In accordance with Lara’s agreement, the insurer is also prohibited from issuing any block non-renewals through the end of the year.

State Farm issued a response to the commissioner’s approval that committed itself to “continuing monitoring capacity to support its risks and building sufficient capital for the future.”

“It’s time for certainty in the California insurance market for our customers. The provisional nature of today’s decision does not improve that certainty but it’s a step in the right direction,” the insurer said in a statement Wednesday. “We are moving forward with implementing this provisionally approved rate and will continue to work with the California Department of Insurance for a sustainable future for the California insurance market.”

California’s insurance crisis sparked debate about whether the debacle has been fueled by price controls that keep premiums artificially low and require insurers to cover high-risk areas at a set price, driving them out of California and crushing competitive rates.

Dr. Gary Wolfram, the director of economics at Hillsdale College, previously told the Washington Examiner that price controls were well-meaning but had brought disastrous unintended consequences. 

“I think what happens is that people don’t think through the whole procedure, and all they do is they see the price go up, and then they want the government to keep the price from going up,” he said. “Well, it can do that, but it’s going to have these unintended consequences. And I think that’s why you get laws the way they are is because people see, but they don’t observe, they don’t think through.”

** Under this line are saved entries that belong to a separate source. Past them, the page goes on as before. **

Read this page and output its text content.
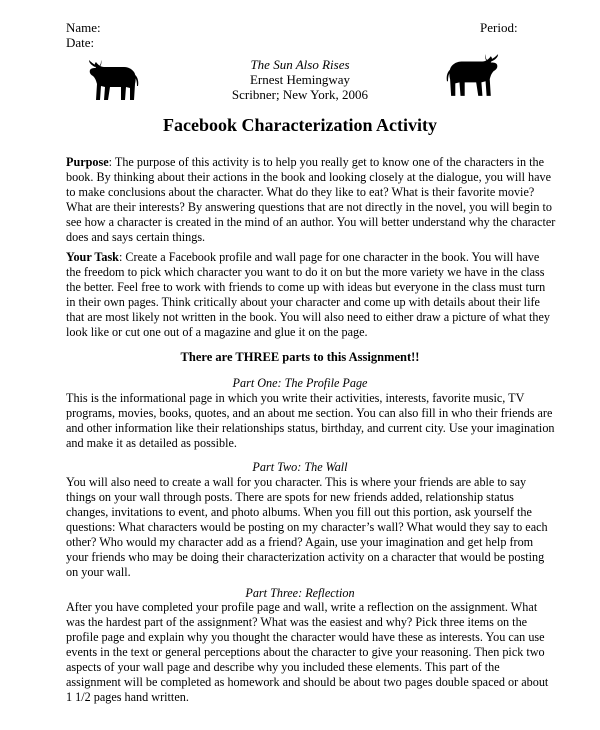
Name:
Date:
Period:
The Sun Also Rises
Ernest Hemingway
Scribner; New York, 2006
Facebook Characterization Activity
Purpose: The purpose of this activity is to help you really get to know one of the characters in the book. By thinking about their actions in the book and looking closely at the dialogue, you will have to make conclusions about the character. What do they like to eat? What is their favorite movie? What are their interests? By answering questions that are not directly in the novel, you will begin to see how a character is created in the mind of an author. You will better understand why the character does and says certain things.
Your Task: Create a Facebook profile and wall page for one character in the book. You will have the freedom to pick which character you want to do it on but the more variety we have in the class the better. Feel free to work with friends to come up with ideas but everyone in the class must turn in their own pages. Think critically about your character and come up with details about their life that are most likely not written in the book. You will also need to either draw a picture of what they look like or cut one out of a magazine and glue it on the page.
There are THREE parts to this Assignment!!
Part One: The Profile Page
This is the informational page in which you write their activities, interests, favorite music, TV programs, movies, books, quotes, and an about me section. You can also fill in who their friends are and other information like their relationships status, birthday, and current city. Use your imagination and make it as detailed as possible.
Part Two: The Wall
You will also need to create a wall for you character. This is where your friends are able to say things on your wall through posts. There are spots for new friends added, relationship status changes, invitations to event, and photo albums. When you fill out this portion, ask yourself the questions: What characters would be posting on my character’s wall? What would they say to each other? Who would my character add as a friend? Again, use your imagination and get help from your friends who may be doing their characterization activity on a character that would be posting on your wall.
Part Three: Reflection
After you have completed your profile page and wall, write a reflection on the assignment. What was the hardest part of the assignment? What was the easiest and why? Pick three items on the profile page and explain why you thought the character would have these as interests. You can use events in the text or general perceptions about the character to give your reasoning. Then pick two aspects of your wall page and describe why you included these elements. This part of the assignment will be completed as homework and should be about two pages double spaced or about 1 1/2 pages hand written.
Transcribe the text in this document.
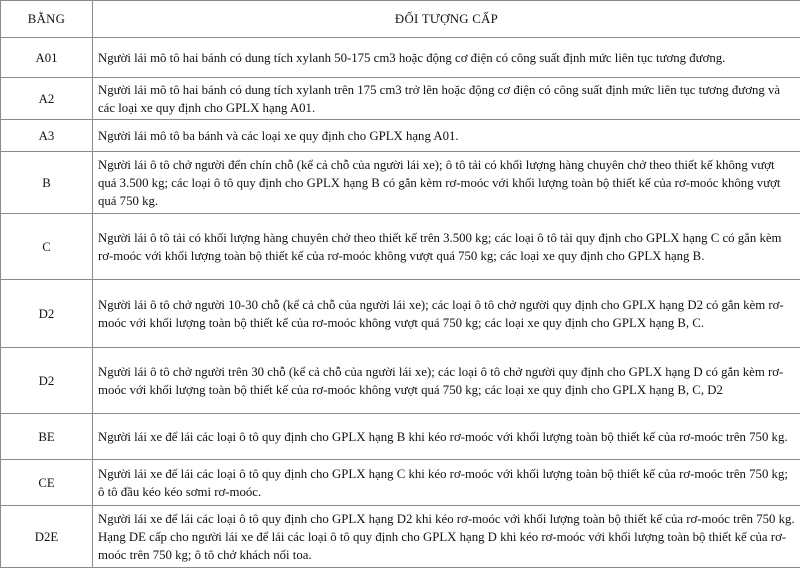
BẰNG	ĐỐI TƯỢNG CẤP
A01	Người lái mô tô hai bánh có dung tích xylanh 50-175 cm3 hoặc động cơ điện có công suất định mức liên tục tương đương.
A2	Người lái mô tô hai bánh có dung tích xylanh trên 175 cm3 trở lên hoặc động cơ điện có công suất định mức liên tục tương đương và các loại xe quy định cho GPLX hạng A01.
A3	Người lái mô tô ba bánh và các loại xe quy định cho GPLX hạng A01.
B	Người lái ô tô chở người đến chín chỗ (kể cả chỗ của người lái xe); ô tô tải có khối lượng hàng chuyên chở theo thiết kế không vượt quá 3.500 kg; các loại ô tô quy định cho GPLX hạng B có gắn kèm rơ-moóc với khối lượng toàn bộ thiết kế của rơ-moóc không vượt quá 750 kg.
C	Người lái ô tô tải có khối lượng hàng chuyên chở theo thiết kế trên 3.500 kg; các loại ô tô tải quy định cho GPLX hạng C có gắn kèm rơ-moóc với khối lượng toàn bộ thiết kế của rơ-moóc không vượt quá 750 kg; các loại xe quy định cho GPLX hạng B.
D2	Người lái ô tô chở người 10-30 chỗ (kể cả chỗ của người lái xe); các loại ô tô chở người quy định cho GPLX hạng D2 có gắn kèm rơ-moóc với khối lượng toàn bộ thiết kế của rơ-moóc không vượt quá 750 kg; các loại xe quy định cho GPLX hạng B, C.
D2	Người lái ô tô chở người trên 30 chỗ (kể cả chỗ của người lái xe); các loại ô tô chở người quy định cho GPLX hạng D có gắn kèm rơ-moóc với khối lượng toàn bộ thiết kế của rơ-moóc không vượt quá 750 kg; các loại xe quy định cho GPLX hạng B, C, D2
BE	Người lái xe để lái các loại ô tô quy định cho GPLX hạng B khi kéo rơ-moóc với khối lượng toàn bộ thiết kế của rơ-moóc trên 750 kg.
CE	Người lái xe để lái các loại ô tô quy định cho GPLX hạng C khi kéo rơ-moóc với khối lượng toàn bộ thiết kế của rơ-moóc trên 750 kg; ô tô đầu kéo kéo sơmi rơ-moóc.
D2E	Người lái xe để lái các loại ô tô quy định cho GPLX hạng D2 khi kéo rơ-moóc với khối lượng toàn bộ thiết kế của rơ-moóc trên 750 kg. Hạng DE cấp cho người lái xe để lái các loại ô tô quy định cho GPLX hạng D khi kéo rơ-moóc với khối lượng toàn bộ thiết kế của rơ-moóc trên 750 kg; ô tô chở khách nối toa.
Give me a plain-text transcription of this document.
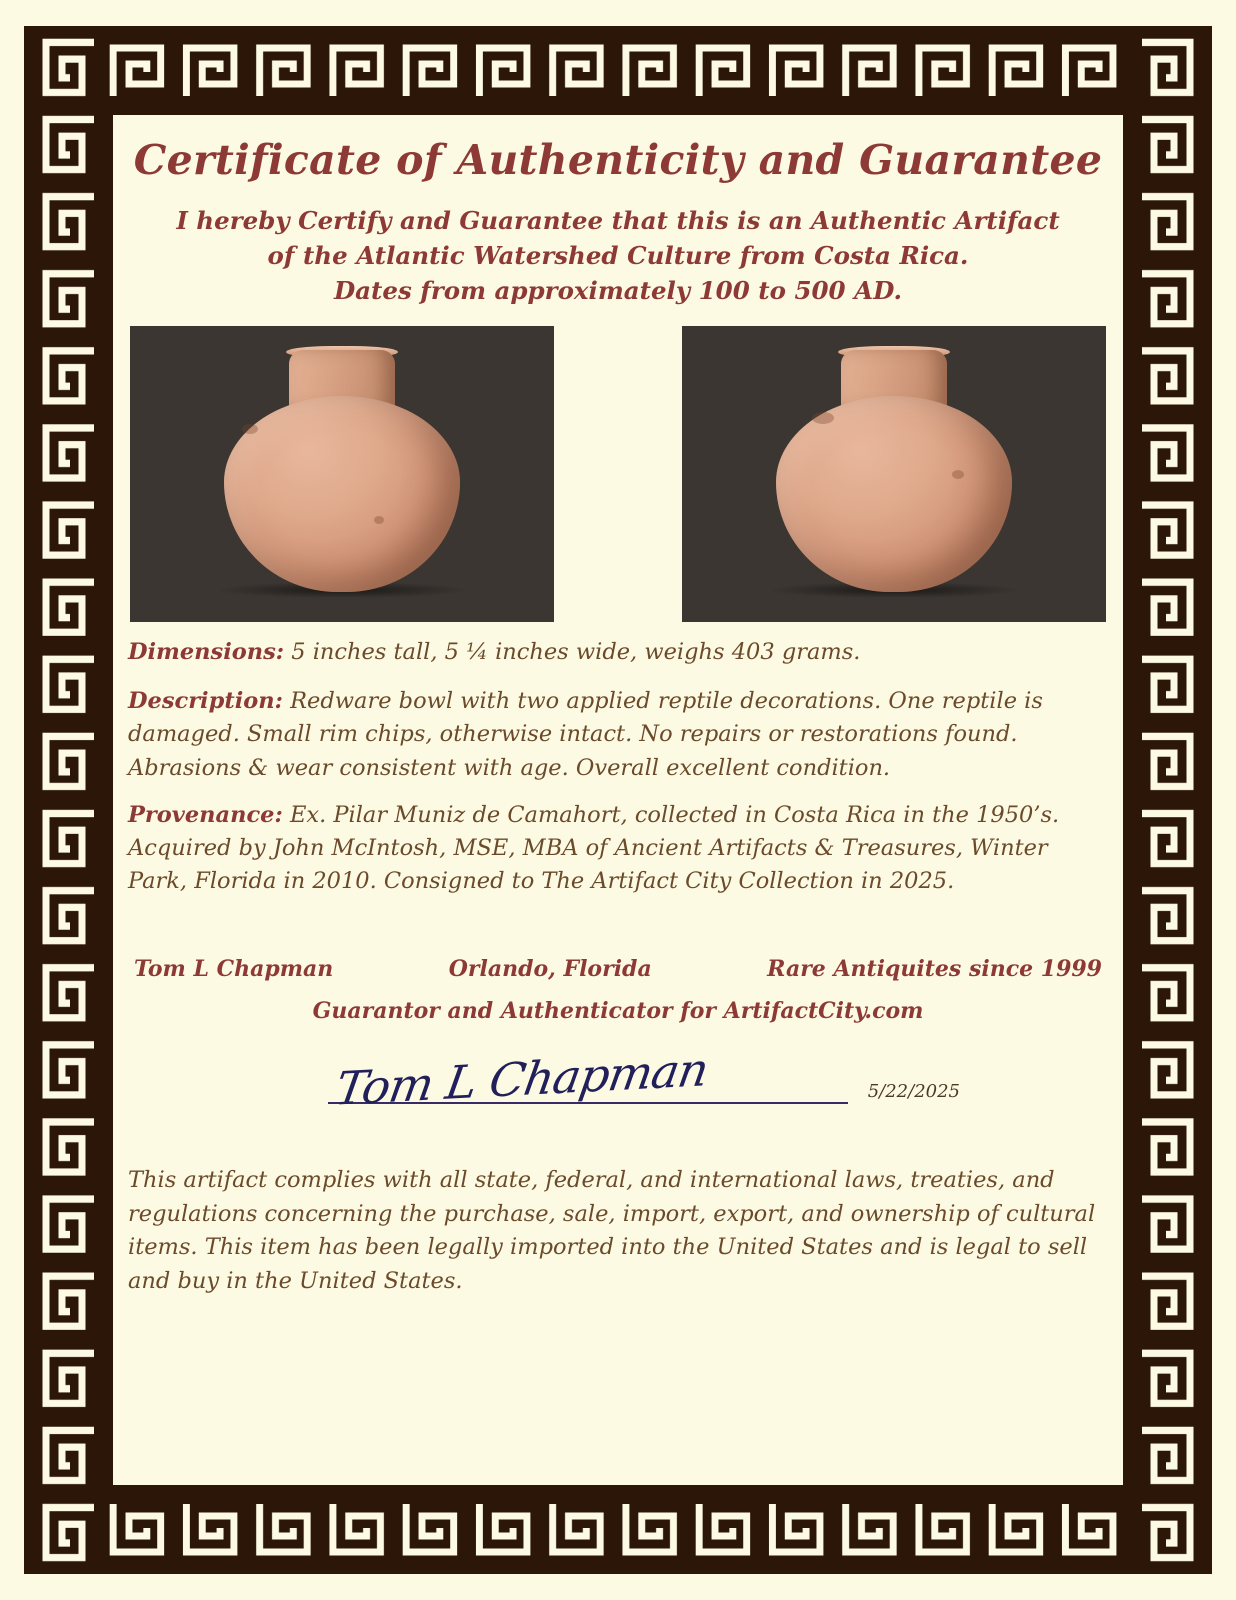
Certificate of Authenticity and Guarantee
I hereby Certify and Guarantee that this is an Authentic Artifact
of the Atlantic Watershed Culture from Costa Rica.
Dates from approximately 100 to 500 AD.
Dimensions: 5 inches tall, 5 ¼ inches wide, weighs 403 grams.
Description: Redware bowl with two applied reptile decorations. One reptile is damaged. Small rim chips, otherwise intact. No repairs or restorations found. Abrasions & wear consistent with age. Overall excellent condition.
Provenance: Ex. Pilar Muniz de Camahort, collected in Costa Rica in the 1950’s. Acquired by John McIntosh, MSE, MBA of Ancient Artifacts & Treasures, Winter Park, Florida in 2010. Consigned to The Artifact City Collection in 2025.
Tom L Chapman	Orlando, Florida	Rare Antiquites since 1999
Guarantor and Authenticator for ArtifactCity.com
Tom L Chapman	5/22/2025
This artifact complies with all state, federal, and international laws, treaties, and regulations concerning the purchase, sale, import, export, and ownership of cultural items. This item has been legally imported into the United States and is legal to sell and buy in the United States.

A car drives past homes and vehicles destroyed by the Palisades fire at the Pacific Palisades Bowl Mobile Estates, Sunday, Jan. 12, 2025, in Los Angeles.
A car drives past homes and vehicles destroyed by the Palisades fire at the Pacific Palisades Bowl Mobile Estates, Sunday, Jan. 12, 2025, in Los Angeles. (AP Photo/Noah Berger)

PRICE CONTROLS ON CALIFORNIA HOME INSURANCE SCRUTINIZED AFTER LOS ANGELES FIRES

Long-term, price controls only make matters worse, according to Wolfram.

“Logically, if you set the price which is below equilibrium, then there’s going to be more people wanting it, and there’s going to be less people supplying it, so you’re going to create a shortage whenever you do that,” he said.